Abametapir

Clinical data
- Trade names: Xeglyze
- Other names: Ha44
- AHFS/Drugs.com: Professional Drug Facts
- License data: US DailyMed: Abametapir;
- Routes of administration: Topical
- Drug class: Pediculicide, metalloproteinase inhibitor
- ATC code: P03AX07 (WHO) ;

Legal status
- Legal status: US: ℞-only;

Pharmacokinetic data
- Protein binding: 91.3–92.3%
- Metabolism: CYP1A2
- Metabolites: Hydroxyl and carboxyl derivatives
- Elimination half-life: 21 hours

Identifiers
- IUPAC name 5,5'-dimethyl-2,2'-bipyridine;
- CAS Number: 1762-34-1;
- PubChem CID: 15664;
- DrugBank: DB11932;
- ChemSpider: 14899;
- UNII: 6UO390AMFB;
- KEGG: D10687;
- ChEMBL: ChEMBL2205807;
- PDB ligand: EI3 (PDBe, RCSB PDB);
- CompTox Dashboard (EPA): DTXSID00170095 ;
- ECHA InfoCard: 100.157.434

Chemical and physical data
- Formula: C_{12}H_{12}N_{2}
- Molar mass: 184.242 g·mol^{−1}
- 3D model (JSmol): Interactive image;
- SMILES CC1=CN=C(C=C1)C2=NC=C(C=C2)C;
- InChI InChI=1S/C12H12N2/c1-9-3-5-11(13-7-9)12-6-4-10(2)8-14-12/h3-8H,1-2H3; Key:PTRATZCAGVBFIQ-UHFFFAOYSA-N;

= Abametapir =

Chemical compound

Abametapir, sold under the brand name Xeglyze, is a medication used for the treatment of head lice infestation in people six months of age and older.

The most common side effects include skin redness, rash, skin burning sensation, skin inflammation, vomiting, eye irritation, skin itching, and hair color changes.
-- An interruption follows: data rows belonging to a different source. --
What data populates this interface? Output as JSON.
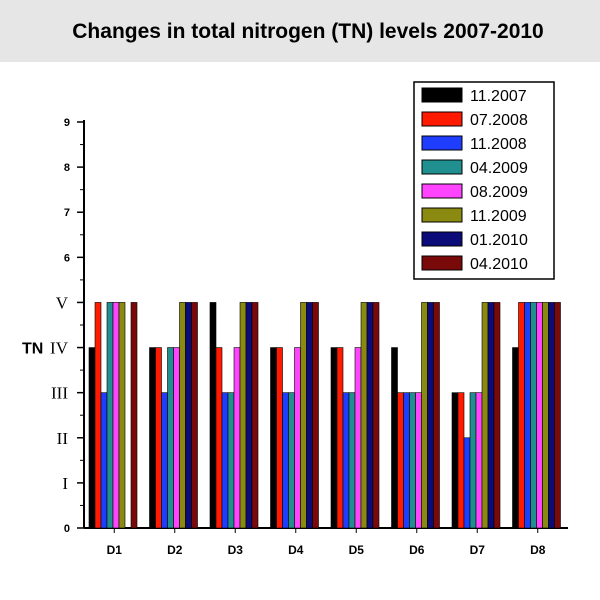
{
  "chart_data": {
    "type": "bar",
    "title": "Changes in total nitrogen (TN) levels 2007-2010",
    "xlabel": "",
    "ylabel": "TN",
    "ylim": [
      0,
      9
    ],
    "yticks_numeric": [
      "0",
      "1",
      "2",
      "3",
      "4",
      "5",
      "6",
      "7",
      "8",
      "9"
    ],
    "yticks_roman": [
      {
        "value": 1,
        "label": "I"
      },
      {
        "value": 2,
        "label": "II"
      },
      {
        "value": 3,
        "label": "III"
      },
      {
        "value": 4,
        "label": "IV"
      },
      {
        "value": 5,
        "label": "V"
      }
    ],
    "categories": [
      "D1",
      "D2",
      "D3",
      "D4",
      "D5",
      "D6",
      "D7",
      "D8"
    ],
    "legend_position": "top-right",
    "series": [
      {
        "name": "11.2007",
        "color": "#000000",
        "values": [
          4,
          4,
          5,
          4,
          4,
          4,
          3,
          4
        ]
      },
      {
        "name": "07.2008",
        "color": "#ff1a00",
        "values": [
          5,
          4,
          4,
          4,
          4,
          3,
          3,
          5
        ]
      },
      {
        "name": "11.2008",
        "color": "#1f3dff",
        "values": [
          3,
          3,
          3,
          3,
          3,
          3,
          2,
          5
        ]
      },
      {
        "name": "04.2009",
        "color": "#1f8f8f",
        "values": [
          5,
          4,
          3,
          3,
          3,
          3,
          3,
          5
        ]
      },
      {
        "name": "08.2009",
        "color": "#ff44ff",
        "values": [
          5,
          4,
          4,
          4,
          4,
          3,
          3,
          5
        ]
      },
      {
        "name": "11.2009",
        "color": "#8a8a10",
        "values": [
          5,
          5,
          5,
          5,
          5,
          5,
          5,
          5
        ]
      },
      {
        "name": "01.2010",
        "color": "#0b0b7a",
        "values": [
          0,
          5,
          5,
          5,
          5,
          5,
          5,
          5
        ]
      },
      {
        "name": "04.2010",
        "color": "#7a0a0a",
        "values": [
          5,
          5,
          5,
          5,
          5,
          5,
          5,
          5
        ]
      }
    ]
  }
}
Abametapir is a metalloproteinase inhibitor. Abametapir was approved for medical use in the United States in July 2020. The U.S. Food and Drug Administration (FDA) considers it to be a first-in-class medication.

== Medical uses ==
Abametapir is indicated for the topical treatment of head lice infestation in people six months of age and older.

== Contraindications ==
Abametapir has no contraindications according to the labeling.

== Adverse effects ==
Common adverse effects are burning skin sensations (in 3% of patients), contact dermatitis (2%), skin redness (4%), rash (3%), and vomiting (2%).

== Interactions ==
Abametapir blocks the liver enzymes CYP3A4, CYP2B6 and CYP1A2 in vitro. A single application of the drug may lead to increased blood concentrations of drugs that are metabolized by these enzymes.

== Pharmacology ==
=== Mechanism of action ===
The drug inhibits enzymes called metalloproteinases. In lice, these enzymes play a role in egg development and survival; and consequently, blocking them will disrupt the lice's life cycle.

=== Pharmacokinetics ===
After application to the scalp, part of the substance reaches the bloodstream, where most of it (91.3–92.3%) is bound to plasma proteins. It is metabolized primarily by the liver enzyme CYP1A2 to abametapir hydroxyl and further to abametapir carboxyl (see structure drawings). Abametapir carboxyl has a plasma protein binding of 96.0–97.5% and is the predominant of the three substances in the circulation, having a C_{max} 30 times and an area under the curve (AUC) 250 times that of abametapir itself.

The elimination half-life of abametapir is 21 hours. That of abametapir carboxyl is not well known; it is thought to be 71±40 hours or longer. It is not known whether the drug is eliminated via the urine or the faeces.

The drug's metabolites in humans: abametapir hydroxyl (left) and abametapir carboxyl (right)

== History ==
The U.S. Food and Drug Administration (FDA) approved abametapir based on evidence from two identical clinical trials of 699 participants with head lice. The trials were conducted at fourteen sites in the United States.

The benefit and side effects of abametapir were evaluated in two clinical trials that enrolled participants with head lice who were at least six months old.

About half of all enrolled participants was randomly assigned to abametapir and the other half to placebo. Abametapir lotion or placebo lotion were applied once as a ten-minute treatment to infested hair. The benefit of abametapir in comparison to placebo was assessed after 1, 7 and 14 days by comparing the counts of participants in each group who were free of live lice.